Music Reviews
The Whiskey Gentry

The Whiskey Gentry

Holly Grove

Mark my words, this Atlanta-based band is gonna be HUGE!

The second album from The Whiskey Gentry, Holly Grove, self-released after a more than successful Kickstarter campaign, is a boisterous good time. Led by the golden throat of Lauren Staley and aided by Jason Morrow (guitar), Chesley Lowe on banjo, Sammy Griffin (bass), Price Cannon (drums), mandolin picker Michael Smith, and Rurik Nunan on fiddle, the band brings a rocked-up edge to country like some other natives such as the Zac Brown Band or Sugarland. The record starts with “I Ain’t Nothing,” with Staley sounding like the perfect honky tonk angel missing her man – “I ain’t nothing unless I’m lovin’ on you.” She sounds a bit like Kacey Musgrove, both in tenor and attitude – a smart, independent woman in love. “Colley Davis” follows, and it’s an Old 97s/Jason and the Scorchers sorta feel, with the fiddle playing tag with Morrow’s guitar to great effect. The pace slows down for the title cut about a winter’s hidden memory, with a sort of rockin’ Celtic feel with the fiddle atop blaring guitars, a la Richard Thompson, perhaps.

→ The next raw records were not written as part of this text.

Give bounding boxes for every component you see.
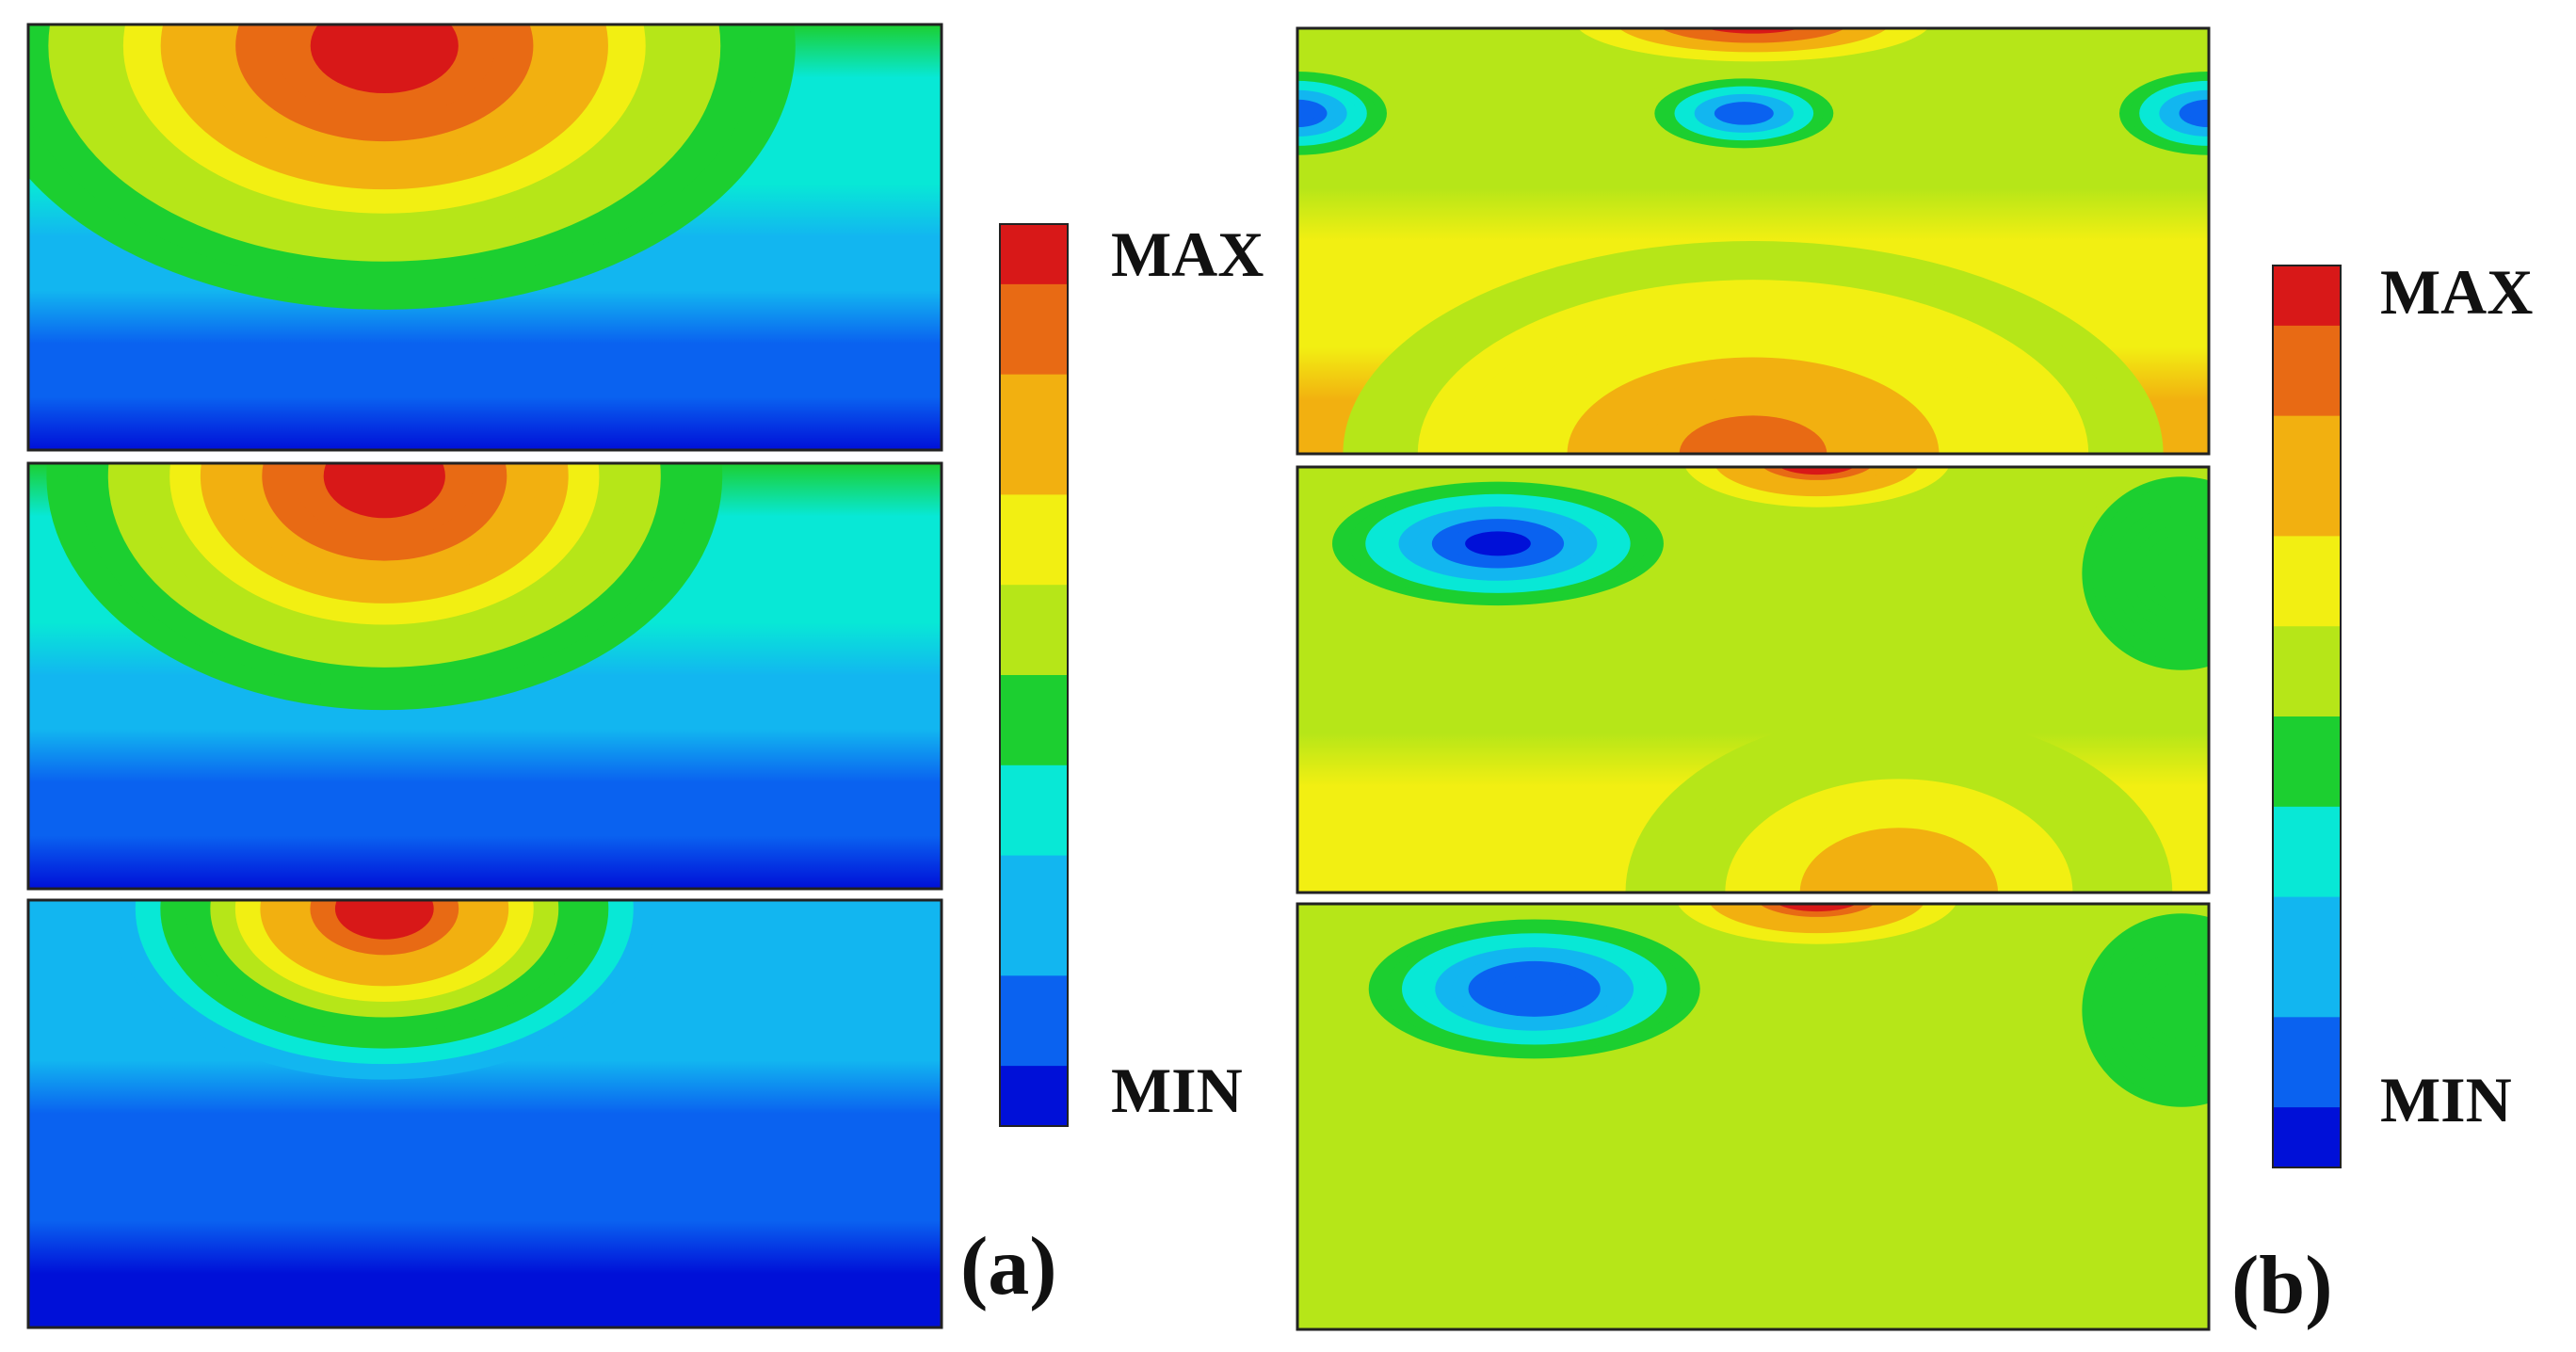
colorbar-segment: [2273, 1077, 2341, 1109]
colorbar-segment: [1000, 434, 1068, 466]
heatmap-a-middle: [28, 463, 942, 889]
colorbar-a-max-label: MAX: [1111, 218, 1264, 290]
colorbar-segment: [2273, 445, 2341, 477]
colorbar-segment: [2273, 325, 2341, 357]
contour-band: [1777, 904, 1858, 912]
colorbar-a-min-label: MIN: [1111, 1054, 1243, 1126]
colorbar-b-min-label: MIN: [2380, 1064, 2512, 1135]
colorbar-segment: [1000, 524, 1068, 556]
colorbar-segment: [1000, 224, 1068, 255]
contour-band: [1679, 415, 1827, 454]
colorbar-segment: [1000, 374, 1068, 406]
contour-band: [1724, 105, 1764, 121]
colorbar-segment: [2273, 626, 2341, 658]
colorbar-segment: [2273, 716, 2341, 748]
contour-band: [2162, 554, 2201, 593]
colorbar-segment: [2273, 776, 2341, 808]
colorbar-segment: [1000, 975, 1068, 1007]
colorbar-segment: [1000, 704, 1068, 736]
colorbar-segment: [1000, 1066, 1068, 1098]
plot-frame-b-bottom: [1296, 902, 2211, 1331]
colorbar-segment: [1000, 555, 1068, 587]
contour-band: [323, 463, 445, 519]
colorbar-segment: [1000, 855, 1068, 887]
colorbar-segment: [1000, 253, 1068, 285]
colorbar-segment: [2273, 746, 2341, 778]
panel-label-b: (b): [2231, 1240, 2333, 1331]
colorbar-a: [999, 223, 1069, 1127]
colorbar-segment: [1000, 825, 1068, 857]
plot-frame-a-bottom: [26, 898, 943, 1329]
colorbar-segment: [1000, 314, 1068, 346]
colorbar-segment: [2273, 385, 2341, 417]
panel-label-a: (a): [960, 1221, 1057, 1312]
colorbar-segment: [2273, 656, 2341, 688]
colorbar-segment: [2273, 987, 2341, 1019]
colorbar-segment: [2273, 866, 2341, 898]
colorbar-segment: [1000, 585, 1068, 617]
contour-band: [2189, 104, 2209, 123]
colorbar-segment: [2273, 836, 2341, 868]
colorbar-segment: [1000, 404, 1068, 436]
colorbar-segment: [2273, 566, 2341, 598]
colorbar-segment: [1000, 795, 1068, 827]
contour-band: [1849, 860, 1949, 893]
colorbar-segment: [2273, 266, 2341, 297]
colorbar-segment: [2273, 415, 2341, 447]
colorbar-segment: [1000, 1096, 1068, 1127]
colorbar-segment: [2273, 355, 2341, 387]
colorbar-segment: [2273, 295, 2341, 327]
heatmap-b-bottom: [1297, 904, 2209, 1329]
colorbar-frame: [2272, 265, 2342, 1168]
colorbar-segment: [2273, 1107, 2341, 1139]
colorbar-b: [2272, 265, 2342, 1168]
contour-band: [310, 24, 459, 94]
colorbar-segment: [1000, 765, 1068, 797]
heatmap-b-top: [1297, 28, 2209, 454]
colorbar-segment: [1000, 945, 1068, 977]
colorbar-segment: [1000, 734, 1068, 766]
contour-band: [1501, 974, 1568, 1004]
colorbar-segment: [1000, 1036, 1068, 1068]
colorbar-frame: [999, 223, 1069, 1127]
colorbar-segment: [1000, 464, 1068, 496]
colorbar-segment: [2273, 506, 2341, 538]
plot-frame-a-middle: [26, 461, 943, 891]
contour-band: [2162, 990, 2201, 1030]
colorbar-segment: [2273, 475, 2341, 507]
plot-frame-b-top: [1296, 26, 2211, 456]
colorbar-segment: [2273, 1047, 2341, 1079]
colorbar-segment: [2273, 536, 2341, 568]
colorbar-segment: [2273, 957, 2341, 989]
colorbar-segment: [2273, 806, 2341, 838]
contour-band: [1465, 531, 1531, 556]
heatmap-a-top: [28, 24, 942, 450]
colorbar-segment: [1000, 885, 1068, 917]
colorbar-segment: [1000, 1006, 1068, 1038]
colorbar-segment: [2273, 896, 2341, 928]
colorbar-b-max-label: MAX: [2380, 256, 2534, 328]
plot-frame-b-middle: [1296, 465, 2211, 894]
plot-frame-a-top: [26, 23, 943, 452]
contour-band: [1297, 104, 1317, 123]
colorbar-segment: [2273, 596, 2341, 628]
colorbar-segment: [1000, 915, 1068, 947]
colorbar-segment: [1000, 494, 1068, 526]
colorbar-segment: [1000, 675, 1068, 706]
heatmap-a-bottom: [28, 900, 942, 1328]
colorbar-segment: [1000, 645, 1068, 676]
colorbar-segment: [1000, 615, 1068, 647]
colorbar-segment: [2273, 1137, 2341, 1168]
colorbar-segment: [2273, 1017, 2341, 1049]
contour-band: [1738, 28, 1768, 29]
contour-band: [334, 900, 434, 940]
contour-band: [1779, 467, 1855, 475]
colorbar-segment: [2273, 686, 2341, 717]
colorbar-segment: [2273, 926, 2341, 958]
colorbar-segment: [1000, 283, 1068, 315]
heatmap-b-middle: [1297, 467, 2209, 893]
colorbar-segment: [1000, 344, 1068, 376]
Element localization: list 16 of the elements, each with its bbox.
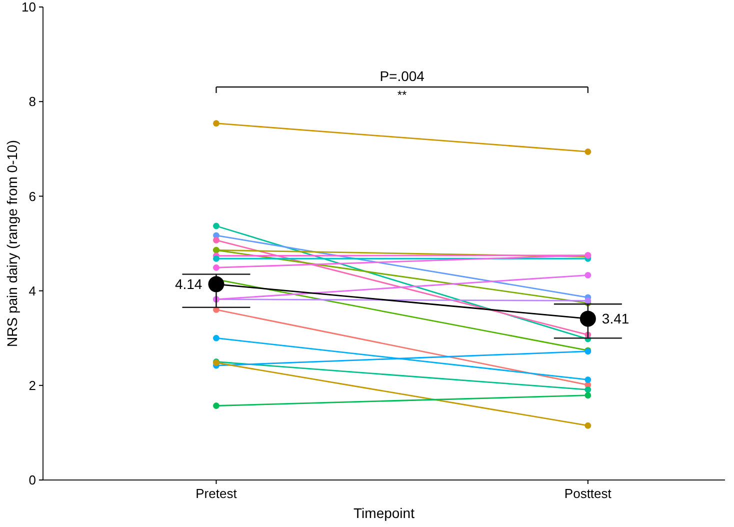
y-axis-title: NRS pain dairy (range from 0-10) <box>4 140 20 347</box>
point <box>208 276 224 292</box>
y-tick-label: 8 <box>28 94 36 110</box>
y-tick-label: 10 <box>22 0 36 15</box>
y-tick-label: 6 <box>28 188 36 204</box>
data-label: 3.41 <box>602 310 630 327</box>
data-label: 4.14 <box>174 276 202 292</box>
x-axis-title: Timepoint <box>354 505 415 521</box>
y-tick-label: 4 <box>28 283 36 298</box>
x-tick-label: Pretest <box>196 486 238 501</box>
y-tick-label: 0 <box>28 472 36 488</box>
x-tick-label: Posttest <box>564 486 612 501</box>
annotation: P=.004 <box>380 68 425 84</box>
point <box>580 310 596 327</box>
y-tick-label: 2 <box>28 378 36 393</box>
annotation: ** <box>397 88 408 102</box>
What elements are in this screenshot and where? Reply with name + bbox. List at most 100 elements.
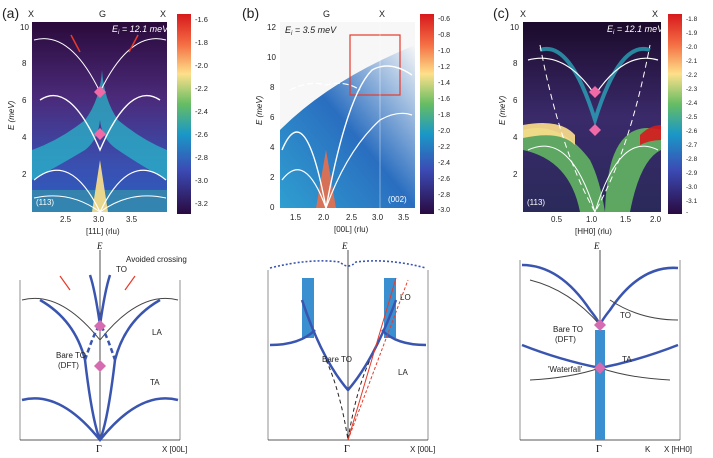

The record was produced by John Keane (R.E.M., Uncle Tupelo), and it sounds incredible. It’s not easy finding a balance between acoustic instruments and electric guitars, but Keane manages it well, without it turning to mush.

Staley got her start winning a contest to sing with Butch Walker and the Marvelous 3 at Atlanta’s Music Midtown festival, and he returns the favor here, joining Staley on a duet on “One Night in New York,” which sounds like an outtake from Whiskeytown’s Stranger’s Almanac – and that’s saying something. In fact, Ryan Adams and Whiskeytown is a good comparison to The Whiskey Gentry, but the band has a more bluegrass feel, particularly on “Oh Me,” which wouldn’t sound out of place on a Hazel Dickens record.

In an age when 99% of popular country artists are more Miley Cyrus than Loretta Lynn, Lauren Staley and The Whiskey Gentry stand astride both rock and country, never shortchanging either. Hell, you gotta love a band that got its name from a Hunter S. Thompson quote, and includes a hidden track of “A Whiter Shade of Pale” (featuring a fiddle in place of the organ part on the original – chillingly good), I mean, what’s not to love? Huge, I tell you. HUGE!